Our 1980’s feminist public engagement project, the Side Effects play, has a parallel in the 2024 photo exhibit daughters, mothers, grandmothers and other sexual outlaws which, by its conclusion, will have appeared in at least eight Canadian cities, including Victoria, Whitehorse, Winnipeg, Ottawa, Toronto, Gatineau, Kitchener-Waterloo and Fredericton.

Inter Pares’ current involvement in coalition work with the Future Planning Initiative (FPI) has its roots in the early Inter Pares coalition efforts to ensure our own government rolled out feminist SRHR policies.
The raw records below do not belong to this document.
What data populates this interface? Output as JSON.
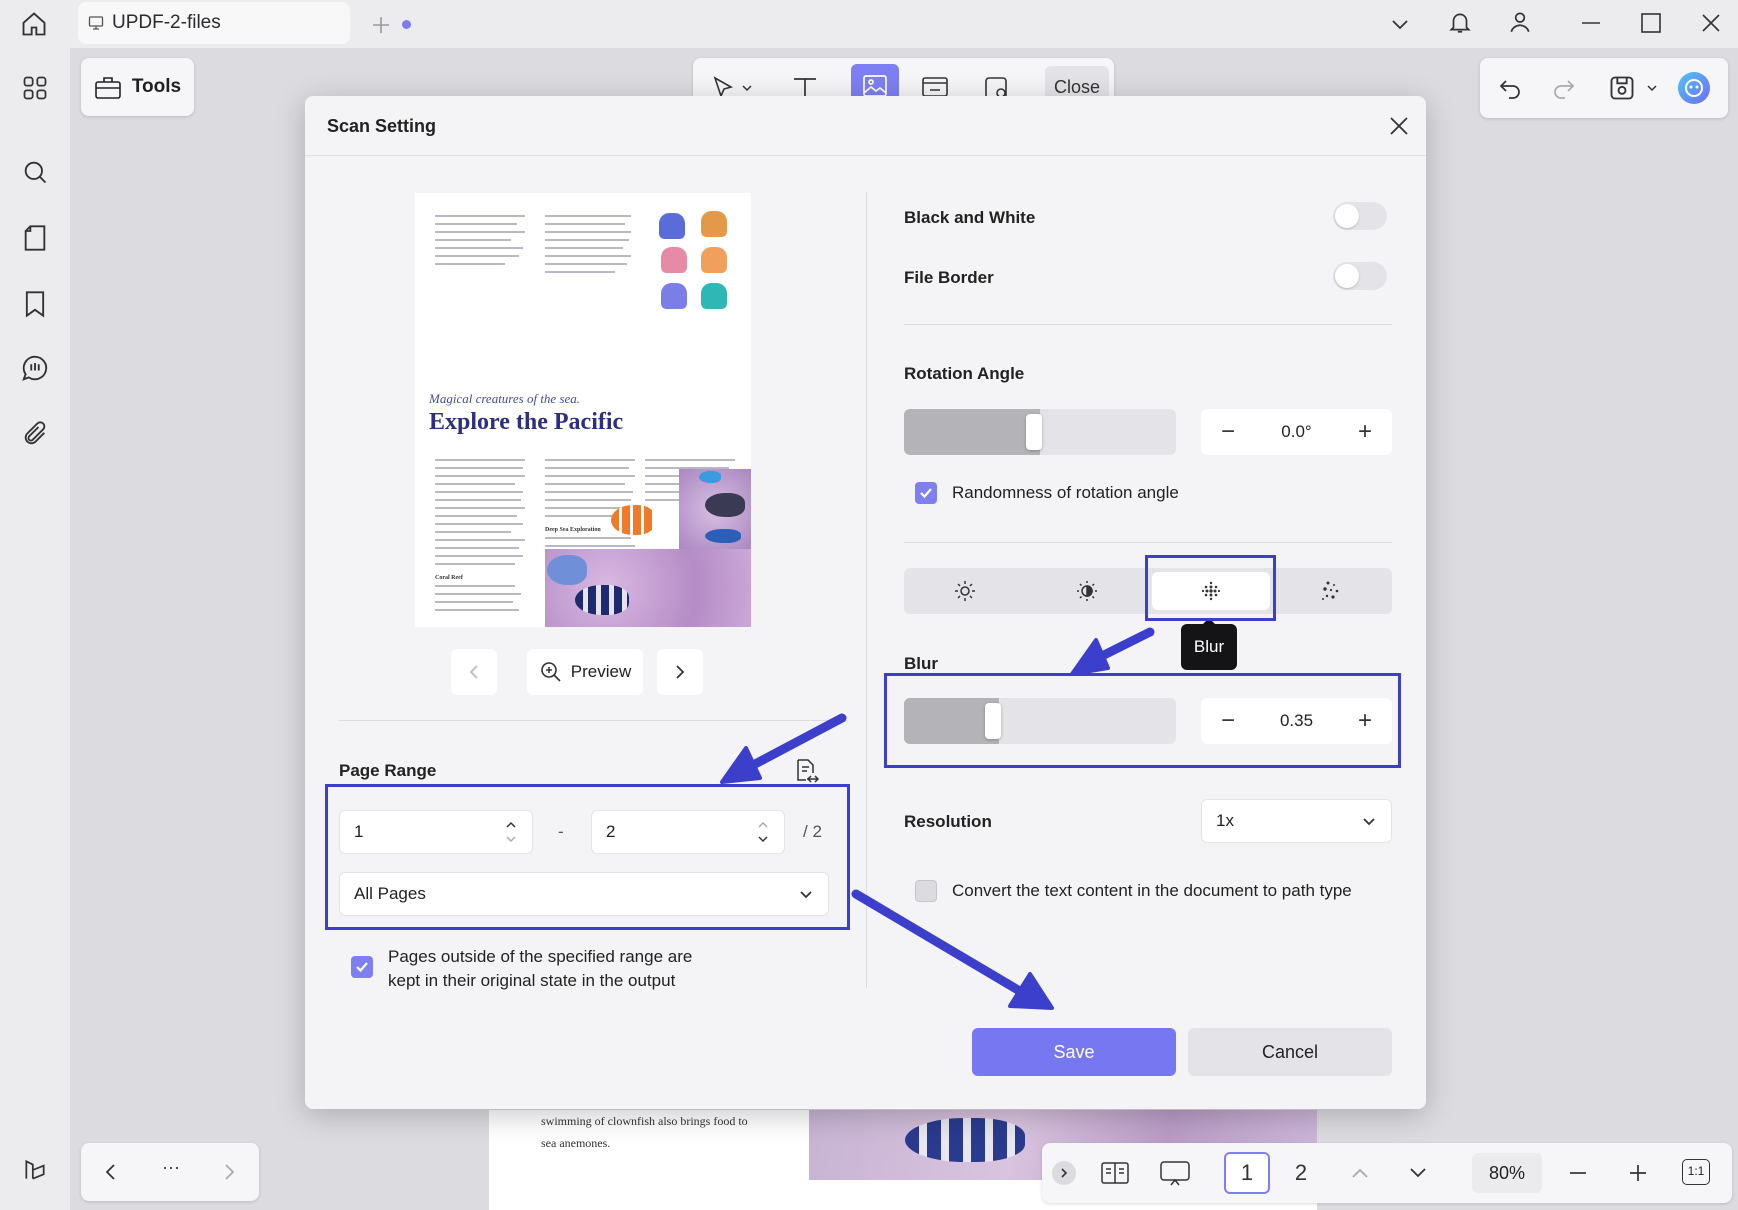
{
  "colors": {
    "accent": "#7e7ff3",
    "save_bg": "#7677f1",
    "annotation": "#3c3fcc",
    "canvas": "#dcdce0",
    "dialog_bg": "#f4f4f6"
  },
  "titlebar": {
    "tab_title": "UPDF-2-files",
    "icons": [
      "home-icon",
      "monitor-icon",
      "add-tab-icon",
      "dropdown-icon",
      "bell-icon",
      "user-icon",
      "minimize-icon",
      "maximize-icon",
      "close-icon"
    ]
  },
  "left_rail": {
    "icons": [
      "apps-icon",
      "search-icon",
      "page-icon",
      "bookmark-icon",
      "comment-icon",
      "attachment-icon",
      "layers-icon"
    ]
  },
  "toolbar": {
    "tools_label": "Tools",
    "close_label": "Close",
    "icons": [
      "select-icon",
      "text-icon",
      "image-icon",
      "link-icon",
      "stamp-icon"
    ],
    "right_icons": [
      "undo-icon",
      "redo-icon",
      "save-icon",
      "ai-assistant-icon"
    ]
  },
  "pdf_background": {
    "text_lines": [
      "swimming of clownfish also brings food to",
      "sea anemones."
    ]
  },
  "bottom_bar": {
    "pages": [
      "1",
      "2"
    ],
    "current_page": "1",
    "zoom": "80%",
    "actual_size_label": "1:1",
    "more_label": "···"
  },
  "dialog": {
    "title": "Scan Setting",
    "preview": {
      "subtitle": "Magical creatures of the sea.",
      "title": "Explore the Pacific",
      "heading_1": "Deep Sea Exploration",
      "heading_2": "Coral Reef",
      "preview_label": "Preview"
    },
    "page_range": {
      "label": "Page Range",
      "from": "1",
      "to": "2",
      "dash": "-",
      "total": "/ 2",
      "mode": "All Pages",
      "keep_original_checked": true,
      "keep_original_label_1": "Pages outside of the specified range are",
      "keep_original_label_2": "kept in their original state in the output"
    },
    "black_and_white": {
      "label": "Black and White",
      "on": false
    },
    "file_border": {
      "label": "File Border",
      "on": false
    },
    "rotation": {
      "label": "Rotation Angle",
      "value": "0.0°",
      "slider_fraction": 0.5,
      "randomness_checked": true,
      "randomness_label": "Randomness of rotation angle"
    },
    "effects": {
      "items": [
        "brightness-icon",
        "contrast-icon",
        "blur-icon",
        "noise-icon"
      ],
      "active": "blur-icon",
      "tooltip": "Blur"
    },
    "blur": {
      "label": "Blur",
      "value": "0.35",
      "slider_fraction": 0.35
    },
    "resolution": {
      "label": "Resolution",
      "value": "1x"
    },
    "convert_text": {
      "checked": false,
      "label": "Convert the text content in the document to path type"
    },
    "minus": "−",
    "plus": "+",
    "save_label": "Save",
    "cancel_label": "Cancel"
  }
}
The FPI was critical in ensuring a ten-year commitment by the Government of Canada in 2019 to spend $1.4 billion annually on women and children’s health, with half of that amount exclusively targeting SRHR. 
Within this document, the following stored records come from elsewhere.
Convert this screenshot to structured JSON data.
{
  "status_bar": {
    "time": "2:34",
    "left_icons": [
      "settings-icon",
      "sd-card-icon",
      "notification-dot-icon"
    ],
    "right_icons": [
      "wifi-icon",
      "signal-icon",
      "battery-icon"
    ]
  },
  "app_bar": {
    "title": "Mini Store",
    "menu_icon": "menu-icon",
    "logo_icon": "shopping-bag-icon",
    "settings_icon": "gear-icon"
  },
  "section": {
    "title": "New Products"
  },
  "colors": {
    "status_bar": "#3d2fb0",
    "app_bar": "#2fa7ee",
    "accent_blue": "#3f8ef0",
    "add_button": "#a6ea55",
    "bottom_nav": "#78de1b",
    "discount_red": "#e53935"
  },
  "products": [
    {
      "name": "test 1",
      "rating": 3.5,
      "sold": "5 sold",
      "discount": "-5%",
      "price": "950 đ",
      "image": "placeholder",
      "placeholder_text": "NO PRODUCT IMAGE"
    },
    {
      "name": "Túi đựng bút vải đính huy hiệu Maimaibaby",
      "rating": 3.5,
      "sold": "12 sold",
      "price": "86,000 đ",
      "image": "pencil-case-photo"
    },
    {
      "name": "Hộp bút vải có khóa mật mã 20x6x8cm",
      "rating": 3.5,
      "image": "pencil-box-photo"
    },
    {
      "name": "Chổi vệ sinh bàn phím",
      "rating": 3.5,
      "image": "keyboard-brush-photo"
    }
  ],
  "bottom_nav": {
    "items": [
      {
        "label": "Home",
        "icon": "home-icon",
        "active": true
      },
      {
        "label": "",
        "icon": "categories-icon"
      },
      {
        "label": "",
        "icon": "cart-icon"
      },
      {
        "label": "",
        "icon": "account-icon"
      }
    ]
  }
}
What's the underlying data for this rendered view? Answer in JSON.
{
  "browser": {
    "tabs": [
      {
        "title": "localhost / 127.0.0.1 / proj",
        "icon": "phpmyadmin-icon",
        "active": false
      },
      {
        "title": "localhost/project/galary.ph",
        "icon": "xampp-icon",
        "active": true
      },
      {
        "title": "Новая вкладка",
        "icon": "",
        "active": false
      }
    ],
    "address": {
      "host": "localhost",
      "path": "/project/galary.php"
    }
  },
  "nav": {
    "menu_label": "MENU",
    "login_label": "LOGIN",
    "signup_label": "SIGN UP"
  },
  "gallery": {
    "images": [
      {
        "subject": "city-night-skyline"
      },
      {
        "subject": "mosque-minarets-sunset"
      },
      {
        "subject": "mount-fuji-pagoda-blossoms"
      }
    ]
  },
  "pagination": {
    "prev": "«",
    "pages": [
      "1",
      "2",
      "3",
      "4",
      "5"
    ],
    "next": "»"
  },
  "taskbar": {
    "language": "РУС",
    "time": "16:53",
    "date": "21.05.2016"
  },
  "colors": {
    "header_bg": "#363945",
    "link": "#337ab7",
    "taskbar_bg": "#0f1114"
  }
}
Rita Morbia who has worked on SRHR at Inter Pares and is a member of the FPI says, “Coalition work is the beating heart of Inter Pares – a powerful way to amplify and connect seemingly disparate voices to reach feminist objectives.”

Issues of SRHR hold so much stigma and are so often weaponized to further regressive and autocratic political ideologies. An important tactic throughout Inter Pares’ history to build feminist solidarity, while also sharing knowledge has been learning exchanges. Nathalia Santos Ocasio, who recently joined Inter Pares as Latin America program manager and participated in a public engagement tour in the Canadian Maritimes in late 2024 with counterparts from Bangladesh, the Philippines and El Salvador, highlights the continuing value of South-North knowledge exchanges as a key praxis of reciprocity that will help us carry on SRHR work into the future. “As threats to reproductive rights and bodily autonomy are magnified within the current political landscape, cross-geographic dialogue with counterparts helps us develop strong strategies to challenge societal norms and structural injustices exposing queer people and marginalized women in Canada and around the world to injustices, violence and premature death.” 

Continuing onwards

With the energy and dynamism that each new generation brings to Inter Pares, we are determined to build on our 50-year legacy of activism around bodily autonomy. We will learn from the past, aspire to meet the present moment, and boldly aim to co-create an inclusive future. Together with courageous counterparts, committed supporters and persistent allies, we will keep finding ways to support the people and movements leading the fight for bodily autonomy—just as we always have.

While the injustices we tackle evolve and change, the way we work hasn’t. Inter Pares maintains a consistency in the tools and methodologies deployed to reach our SRHR goals.